Geochemical study of submicron particulate matter (PM1) in a metropolitan area
Artículo de revista
Corporación Universidad de la Costa
Air pollution has become a major problem in urban areas due to increasing industrialization and urbanization. In this study ambient concentrations of PM1 and metal concentrations as well as source contributions were identified and quantified by using Positive Matrix Factorization (PMF) in receptor modeling in the Metropolitan Area of Porto Alegre, Brazil. The PM1 samples were collected on PTFE filters from December 2012 to December 2014 in two sampling sites. Major ion and trace element concentrations were assessed. The average concentrations were 12.8 and 15.2 μg/m3 for Canoas and Sapucaia do Sul sites, respectively. Major ion contributions of PM1 were secondary pollutants such as sulfate and nitrate.
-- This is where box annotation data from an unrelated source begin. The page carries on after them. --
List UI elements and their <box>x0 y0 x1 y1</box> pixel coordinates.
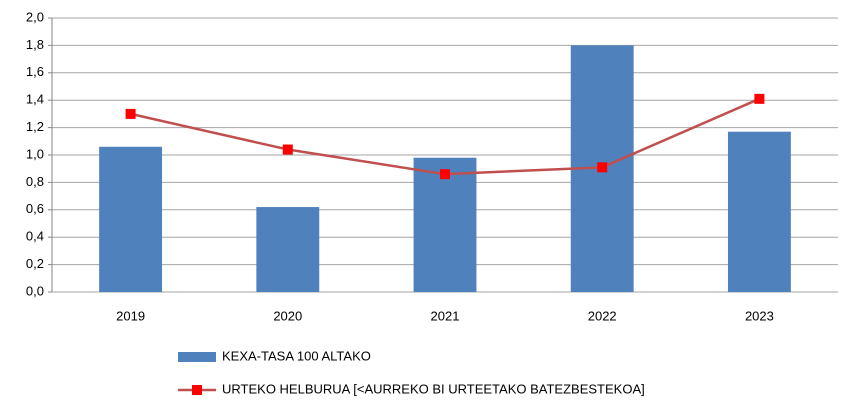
bar <box>727 131 791 292</box>
y-tick-label: 1,0 <box>26 146 44 161</box>
x-tick-label: 2021 <box>431 308 460 323</box>
marker <box>597 162 608 173</box>
y-tick-label: 1,8 <box>26 37 44 52</box>
marker <box>754 93 765 104</box>
y-tick-label: 1,4 <box>26 92 44 107</box>
bar <box>256 207 320 292</box>
y-tick-label: 0,0 <box>26 283 44 298</box>
bar <box>413 157 477 292</box>
bar <box>99 146 163 292</box>
legend-label: URTEKO HELBURUA [<AURREKO BI URTEETAKO B… <box>222 381 645 396</box>
x-tick-label: 2022 <box>588 308 617 323</box>
y-tick-label: 0,8 <box>26 174 44 189</box>
y-tick-label: 0,2 <box>26 256 44 271</box>
legend-swatch <box>178 352 216 362</box>
y-tick-label: 0,6 <box>26 201 44 216</box>
y-tick-label: 0,4 <box>26 229 44 244</box>
marker <box>125 108 136 119</box>
legend-marker <box>192 385 202 395</box>
legend-label: KEXA-TASA 100 ALTAKO <box>222 348 371 363</box>
x-tick-label: 2020 <box>273 308 302 323</box>
marker <box>440 169 450 180</box>
marker <box>282 144 293 155</box>
y-tick-label: 2,0 <box>26 9 44 24</box>
y-tick-label: 1,2 <box>26 119 44 134</box>
x-tick-label: 2019 <box>116 308 145 323</box>
y-tick-label: 1,6 <box>26 64 44 79</box>
x-tick-label: 2023 <box>745 308 774 323</box>
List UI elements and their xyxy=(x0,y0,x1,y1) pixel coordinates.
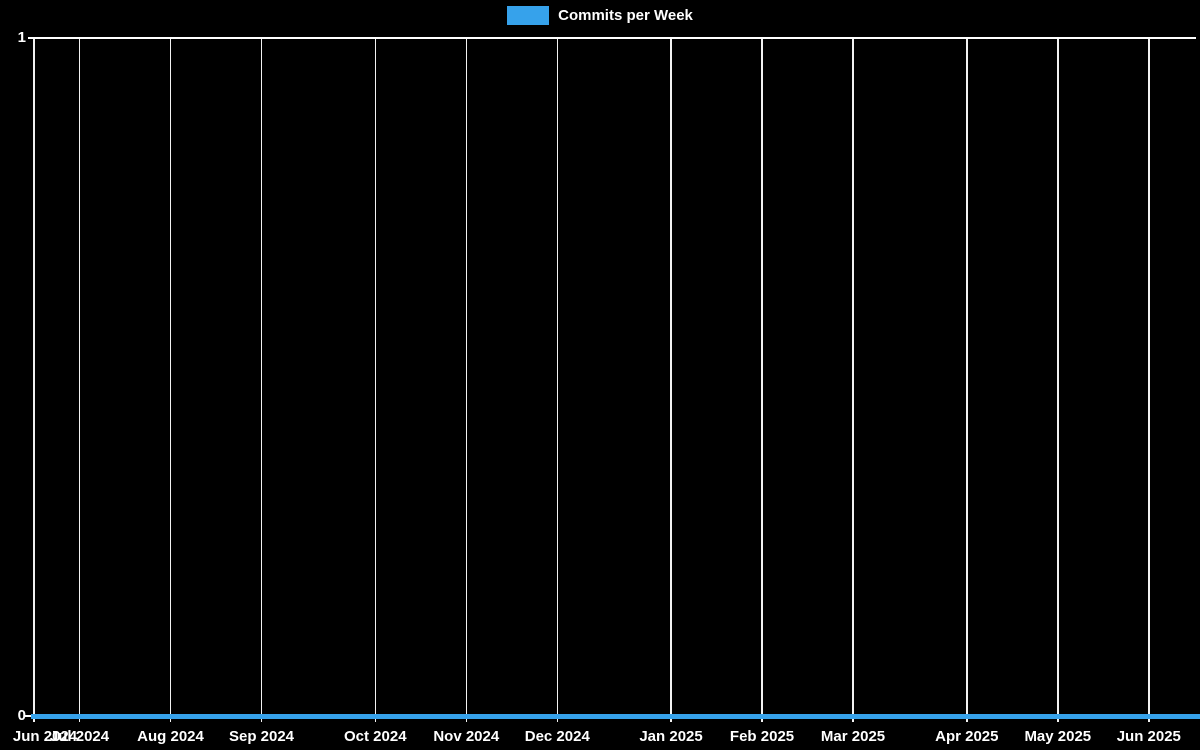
gridline xyxy=(966,39,968,722)
y-axis-tick-zero xyxy=(25,715,33,717)
x-axis-label: Oct 2024 xyxy=(343,728,407,745)
gridline xyxy=(761,39,763,722)
x-axis-label: Nov 2024 xyxy=(433,728,500,745)
x-axis-label: Apr 2025 xyxy=(935,728,999,745)
gridline xyxy=(1148,39,1150,722)
legend-color-swatch xyxy=(507,6,550,25)
y-axis-label-max: 1 xyxy=(17,29,26,46)
x-axis-label: May 2025 xyxy=(1024,728,1092,745)
legend-label: Commits per Week xyxy=(558,7,693,24)
gridline xyxy=(852,39,854,722)
gridline xyxy=(670,39,672,722)
x-axis-label: Dec 2024 xyxy=(524,728,590,745)
gridline xyxy=(33,39,35,722)
y-axis-label-min: 0 xyxy=(17,707,26,724)
gridline xyxy=(465,39,468,722)
x-axis-label: Sep 2024 xyxy=(228,728,295,745)
plot-top-border xyxy=(28,37,1196,39)
x-axis-label: Jun 2025 xyxy=(1116,728,1181,745)
gridline xyxy=(374,39,377,722)
x-axis-label: Feb 2025 xyxy=(729,728,795,745)
gridline xyxy=(1057,39,1059,722)
x-axis-label: Jul 2024 xyxy=(49,728,110,745)
chart-legend: Commits per Week xyxy=(0,6,1200,25)
gridline xyxy=(556,39,559,722)
commits-line xyxy=(31,713,1200,719)
gridline xyxy=(78,39,81,722)
legend-item-commits[interactable]: Commits per Week xyxy=(507,6,693,25)
x-axis-label: Aug 2024 xyxy=(137,728,204,745)
x-axis-label: Jun 2024 xyxy=(12,728,78,745)
gridline xyxy=(169,39,172,722)
x-axis-label: Mar 2025 xyxy=(820,728,886,745)
x-axis-label: Jan 2025 xyxy=(639,728,703,745)
gridline xyxy=(260,39,263,722)
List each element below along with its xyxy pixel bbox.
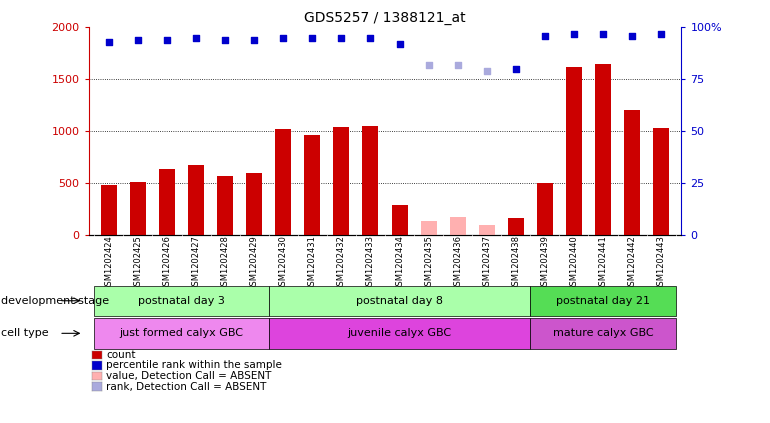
- Point: [423, 61, 435, 68]
- Text: postnatal day 21: postnatal day 21: [556, 296, 650, 306]
- Point: [364, 35, 377, 41]
- Title: GDS5257 / 1388121_at: GDS5257 / 1388121_at: [304, 11, 466, 25]
- Bar: [159, 170, 175, 235]
- Point: [597, 30, 609, 37]
- Bar: [653, 128, 669, 235]
- Text: postnatal day 8: postnatal day 8: [356, 296, 443, 306]
- Bar: [304, 135, 320, 235]
- Point: [539, 33, 551, 39]
- Bar: [276, 129, 291, 235]
- Point: [655, 30, 668, 37]
- Text: mature calyx GBC: mature calyx GBC: [553, 328, 653, 338]
- Point: [306, 35, 319, 41]
- Bar: [333, 127, 350, 235]
- Text: postnatal day 3: postnatal day 3: [138, 296, 225, 306]
- Bar: [130, 182, 146, 235]
- Text: count: count: [106, 350, 136, 360]
- Bar: [363, 126, 379, 235]
- Bar: [624, 110, 640, 235]
- Bar: [595, 64, 611, 235]
- Point: [510, 66, 522, 72]
- Point: [102, 38, 115, 45]
- Point: [335, 35, 347, 41]
- Bar: [531, 318, 675, 349]
- Bar: [188, 165, 204, 235]
- Bar: [531, 286, 675, 316]
- Point: [451, 61, 464, 68]
- Bar: [217, 176, 233, 235]
- Point: [248, 36, 260, 43]
- Bar: [420, 221, 437, 235]
- Point: [132, 36, 144, 43]
- Text: percentile rank within the sample: percentile rank within the sample: [106, 360, 282, 371]
- Point: [190, 35, 203, 41]
- Bar: [566, 67, 582, 235]
- Point: [219, 36, 231, 43]
- Bar: [246, 173, 263, 235]
- Point: [393, 41, 406, 47]
- Text: juvenile calyx GBC: juvenile calyx GBC: [347, 328, 451, 338]
- Bar: [95, 286, 269, 316]
- Bar: [537, 183, 553, 235]
- Text: rank, Detection Call = ABSENT: rank, Detection Call = ABSENT: [106, 382, 266, 392]
- Bar: [450, 217, 466, 235]
- Bar: [507, 218, 524, 235]
- Bar: [391, 205, 407, 235]
- Point: [277, 35, 290, 41]
- Point: [567, 30, 580, 37]
- Bar: [95, 318, 269, 349]
- Text: value, Detection Call = ABSENT: value, Detection Call = ABSENT: [106, 371, 272, 381]
- Bar: [101, 185, 117, 235]
- Text: development stage: development stage: [1, 296, 109, 306]
- Bar: [269, 286, 531, 316]
- Bar: [269, 318, 531, 349]
- Point: [626, 33, 638, 39]
- Bar: [479, 225, 494, 235]
- Text: just formed calyx GBC: just formed calyx GBC: [119, 328, 243, 338]
- Text: cell type: cell type: [1, 328, 49, 338]
- Point: [480, 68, 493, 74]
- Point: [161, 36, 173, 43]
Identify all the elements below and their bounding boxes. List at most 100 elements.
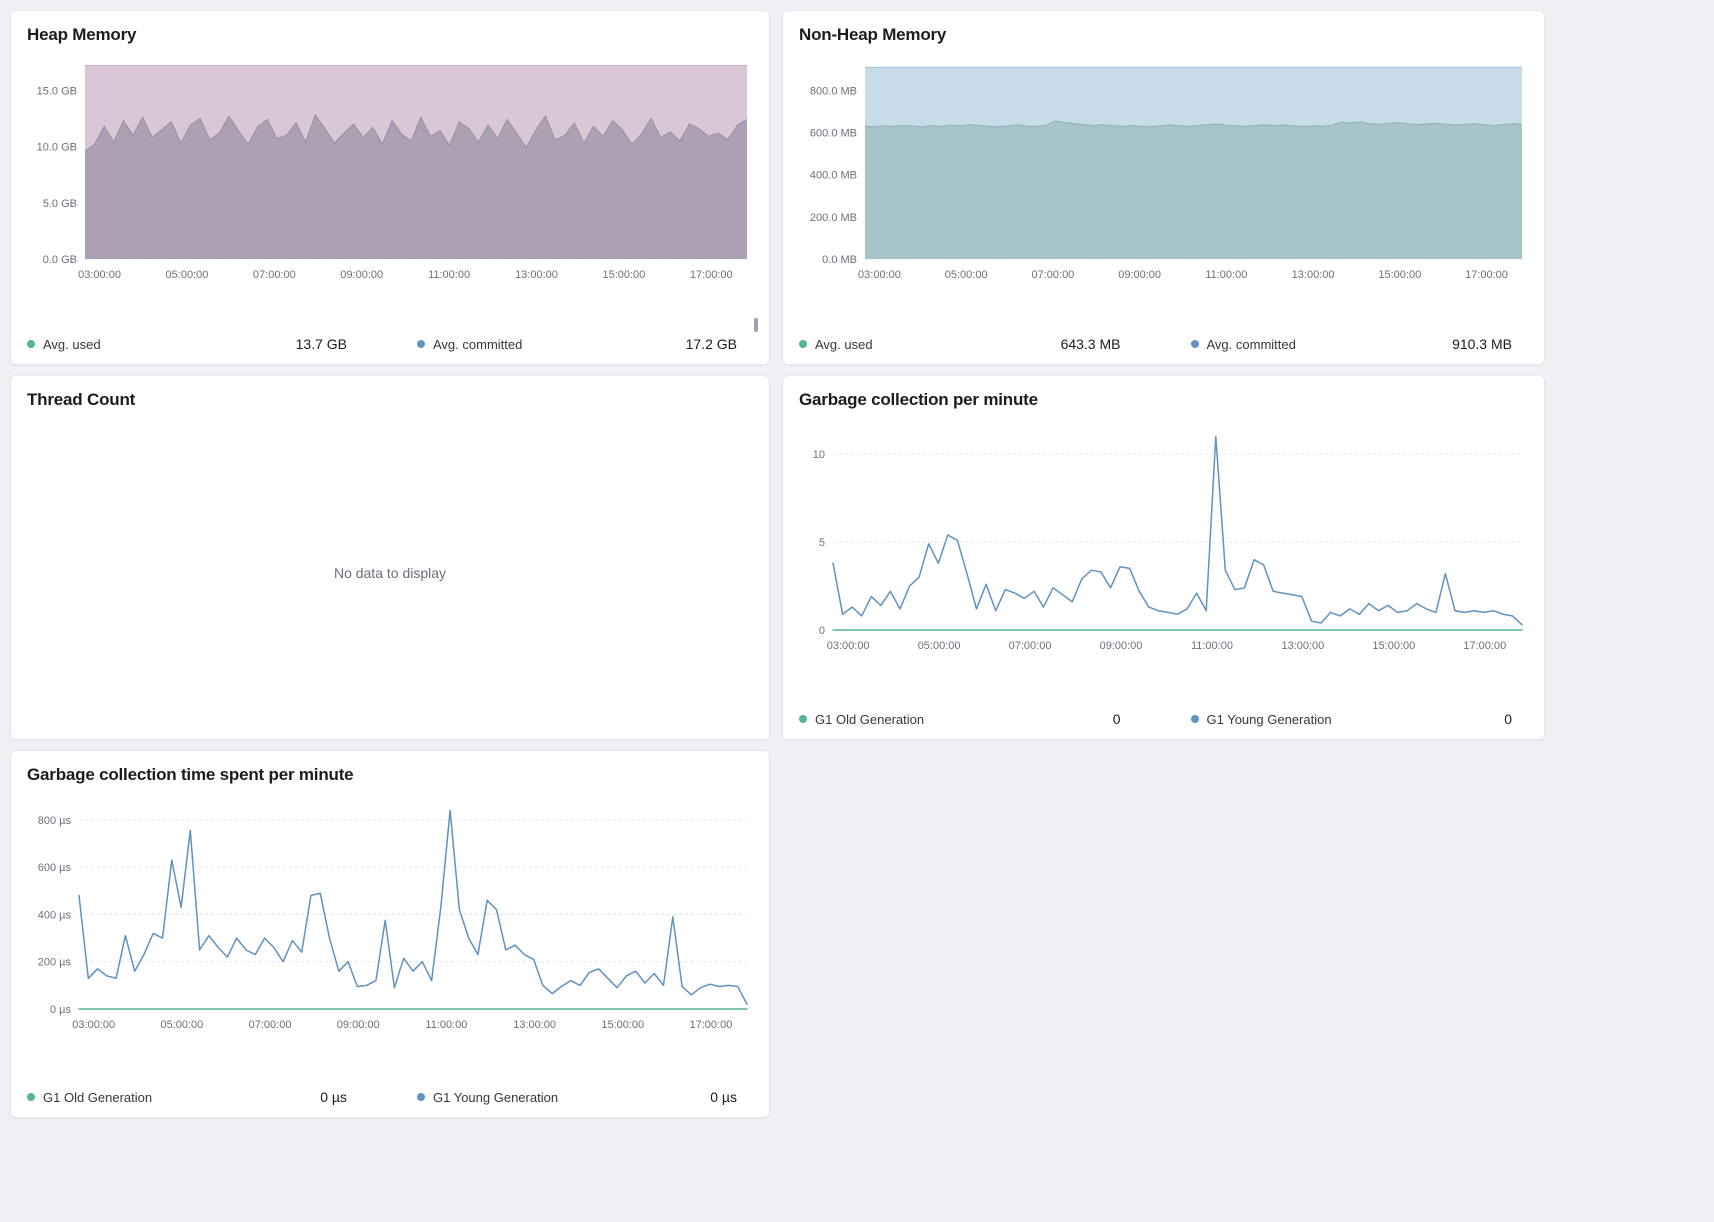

Trace elements, especially Cu, Pb, Zn, Cd, and Ni also made important contributions which are directly associated with anthropogenic contributions. Our results show significantly higher levels in winter than in summer. Most of the PM1 and the analyzed PM species and elements originated from anthropogenic sources, especially road traffic, combustion processes and industrial activities, which are grouped in 7 major contributing sources. A back-trajectory analysis showed that the long-range transport of pollutants was not relevant in relation to the contribution to PM1 and metal concentrations. This work highlights the importance of urban planning to reduce human health exposure to traffic and industrial emissions, combined with awareness-raising actions for citizens concerning the impact of indoor sources.